図6:自走式X線電線検査装置 自走しながら電線表面の腐食状態を検査。高所作業撲滅を目指す

医療用X線撮影装置─自宅に居ながらX線検査を受けられる日も間近!

同社が同様に開発した超小型X線管を用いると、自宅に居ながらX線検査を受けることも可能となる(図7)。従来のX線検査装置は病院等に設置され、移動が困難だったが、同社が現在開発中のポータブルX線装置は、医師が持ち運び可能な小型軽量タイプであり、在宅患者や災害・事故現場で動けなくなった人にも検査が可能となる。

また、従来の大型X線装置では、3次元X線画像を得るために64方向からの撮影データが必要であり、非常に大掛かりであったが、王社長が得意とする画像処理技術を用いると、たった4方向からの画像データだけで3次元画像(多数の断層画像)を得ることができるとのこと(図8)。これに、同社の超小型X線管を用いることで、コンパクトな3次元X線撮影装置が実現可能となった。これまでのX線画像では確認困難だった病巣も、容易に観察可能となるため、医療分野からの期待が大きい。本装置も近々製品化予定。

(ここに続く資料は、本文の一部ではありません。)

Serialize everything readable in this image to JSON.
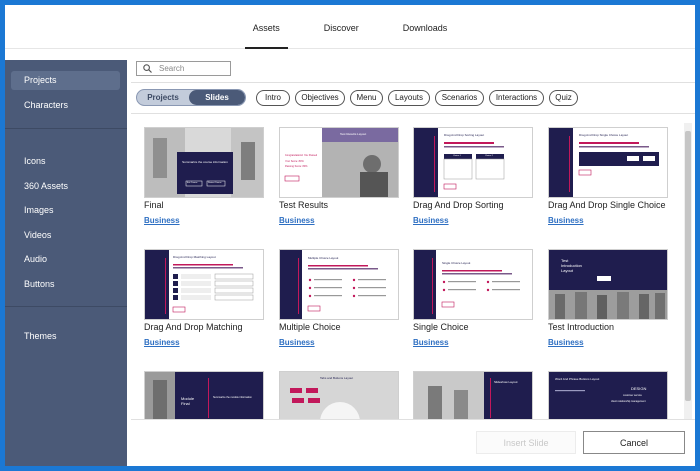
{
  "topnav": {
    "tabs": [
      "Assets",
      "Discover",
      "Downloads"
    ],
    "active": 0
  },
  "sidebar": {
    "groups": [
      [
        "Projects",
        "Characters"
      ],
      [
        "Icons",
        "360 Assets",
        "Images",
        "Videos",
        "Audio",
        "Buttons"
      ],
      [
        "Themes"
      ]
    ],
    "active": "Projects"
  },
  "search": {
    "placeholder": "Search"
  },
  "toggle": {
    "projects": "Projects",
    "slides": "Slides",
    "selected": "Slides"
  },
  "filters": [
    "Intro",
    "Objectives",
    "Menu",
    "Layouts",
    "Scenarios",
    "Interactions",
    "Quiz"
  ],
  "cards": [
    {
      "title": "Final",
      "tag": "Business"
    },
    {
      "title": "Test Results",
      "tag": "Business"
    },
    {
      "title": "Drag And Drop Sorting",
      "tag": "Business"
    },
    {
      "title": "Drag And Drop Single Choice",
      "tag": "Business"
    },
    {
      "title": "Drag And Drop Matching",
      "tag": "Business"
    },
    {
      "title": "Multiple Choice",
      "tag": "Business"
    },
    {
      "title": "Single Choice",
      "tag": "Business"
    },
    {
      "title": "Test Introduction",
      "tag": "Business"
    },
    {
      "title": "",
      "tag": ""
    },
    {
      "title": "",
      "tag": ""
    },
    {
      "title": "",
      "tag": ""
    },
    {
      "title": "",
      "tag": ""
    }
  ],
  "thumb_text": {
    "final_head": "Summarize the course information",
    "final_btn1": "Exit Course",
    "final_btn2": "Restart Course",
    "results_head": "Test Results Layout",
    "results_red1": "Congratulations! You Passed",
    "results_red2": "Your Score: 80%",
    "results_red3": "Passing Score: 80%",
    "sorting_head": "Drag And Drop Sorting Layout",
    "sorting_col1": "Choice 1",
    "sorting_col2": "Choice 2",
    "single_dd_head": "Drag And Drop Single Choice Layout",
    "matching_head": "Drag And Drop Matching Layout",
    "mc_head": "Multiple Choice Layout",
    "sc_head": "Single Choice Layout",
    "intro_head1": "Test",
    "intro_head2": "Introduction",
    "intro_head3": "Layout",
    "row3a_1": "Module",
    "row3a_2": "Final",
    "row3a_3": "Summarize the module information",
    "row3b_head": "Tabs and Buttons Layout",
    "row3c_head": "Slideshow Layout",
    "row3d_head": "Word And Phrase Buttons Layout",
    "row3d_big": "DESIGN",
    "row3d_sub1": "customer service",
    "row3d_sub2": "client relationship management"
  },
  "footer": {
    "insert": "Insert Slide",
    "cancel": "Cancel"
  },
  "colors": {
    "window_border": "#1b78d4",
    "sidebar": "#4b5a78",
    "navy": "#1f1d4e",
    "accent_red": "#c2185b",
    "link": "#2e6fc2"
  }
}
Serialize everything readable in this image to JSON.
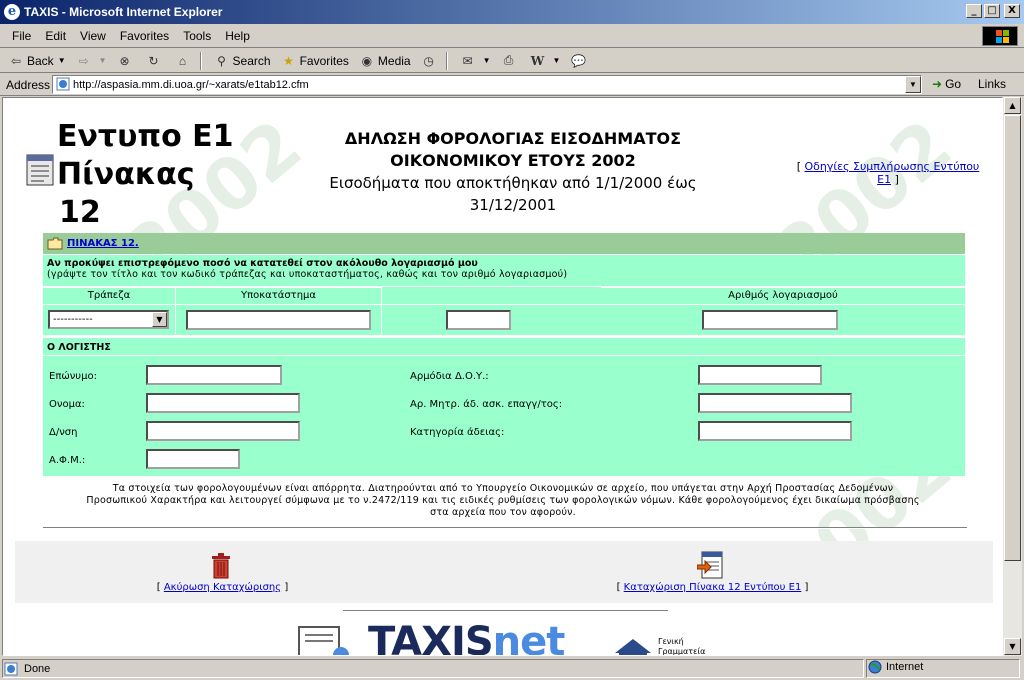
{
  "window": {
    "title": "TAXIS - Microsoft Internet Explorer",
    "min": "_",
    "max": "□",
    "close": "X"
  },
  "menu": [
    "File",
    "Edit",
    "View",
    "Favorites",
    "Tools",
    "Help"
  ],
  "toolbar": {
    "back": "Back",
    "search": "Search",
    "favorites": "Favorites",
    "media": "Media"
  },
  "address": {
    "label": "Address",
    "url": "http://aspasia.mm.di.uoa.gr/~xarats/e1tab12.cfm",
    "go": "Go",
    "links": "Links"
  },
  "page": {
    "form_title_1": "Εντυπο Ε1",
    "form_title_2": "Πίνακας",
    "form_title_3": "12",
    "head_1": "ΔΗΛΩΣΗ ΦΟΡΟΛΟΓΙΑΣ ΕΙΣΟΔΗΜΑΤΟΣ",
    "head_2": "ΟΙΚΟΝΟΜΙΚΟΥ ΕΤΟΥΣ 2002",
    "head_3": "Εισοδήματα που αποκτήθηκαν από 1/1/2000 έως",
    "head_4": "31/12/2001",
    "guide_open": "[",
    "guide_link": "Οδηγίες Συμπλήρωσης Εντύπου Ε1",
    "guide_close": "]"
  },
  "table12": {
    "header_link": "ΠΙΝΑΚΑΣ 12.",
    "note_bold": "Αν προκύψει επιστρεφόμενο ποσό να κατατεθεί στον ακόλουθο λογαριασμό μου",
    "note_hint": "(γράψτε τον τίτλο και τον κωδικό τράπεζας και υποκαταστήματος, καθώς και τον αριθμό λογαριασμού)",
    "col_bank": "Τράπεζα",
    "col_branch": "Υποκατάστημα",
    "col_account": "Αριθμός λογαριασμού",
    "bank_selected": "-----------"
  },
  "accountant": {
    "title": "Ο ΛΟΓΙΣΤΗΣ",
    "surname": "Επώνυμο:",
    "name": "Ονομα:",
    "address": "Δ/νση",
    "afm": "Α.Φ.Μ.:",
    "doy": "Αρμόδια Δ.Ο.Υ.:",
    "license_no": "Αρ. Μητρ. άδ. ασκ. επαγγ/τος:",
    "license_cat": "Κατηγορία άδειας:"
  },
  "privacy": {
    "line1": "Τα στοιχεία των φορολογουμένων είναι απόρρητα. Διατηρούνται από το Υπουργείο Οικονομικών σε αρχείο, που υπάγεται στην Αρχή Προστασίας Δεδομένων",
    "line2": "Προσωπικού Χαρακτήρα και λειτουργεί σύμφωνα με το ν.2472/119 και τις ειδικές ρυθμίσεις των φορολογικών νόμων. Κάθε φορολογούμενος έχει δικαίωμα πρόσβασης",
    "line3": "στα αρχεία που τον αφορούν."
  },
  "actions": {
    "cancel": "Ακύρωση Καταχώρισης",
    "submit": "Καταχώριση Πίνακα 12 Εντύπου Ε1",
    "open": "[",
    "close": "]"
  },
  "logo": {
    "text_a": "TAXIS",
    "text_b": "net",
    "side_1": "Γενική",
    "side_2": "Γραμματεία"
  },
  "status": {
    "text": "Done",
    "zone": "Internet"
  }
}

図7:在宅用ポータブルX線撮影装置 超小型X線管により実現可能
図8:コンパクト3DX線撮影装置
従来は64方向からの画像データを必要とした3D画像が、4方向からの画像データで実現

夢は世界的企業にすること

常に笑顔が絶えない穏やかな王社長。毎日の仕事は過酷なはずと思うが、6~7時間はしっかり寝るとのこと。驚いたことに、会社の作業場に卓球台が置いてあった。聞いてみると、社員と卓球をやっているとのこと(実は、図5の超小型X線管は卓球台の上で撮影したもの)。技術・製品に厳しく、社員に優しい王社長の夢は、「当社を世界的企業にすること」という。今後も、王社長の「つくばテクノロジー株式会社」から目が離せない。

企業情報

つくばテクノロジー株式会社

産総研技術移転ベンチャーで、最先端の技術を採用した非破壊検査装置を開発・製造・販売している会社です。「接触検査から非接触検査へ 聴く技術から視る技術へ」を実現するため、製品開発をしています。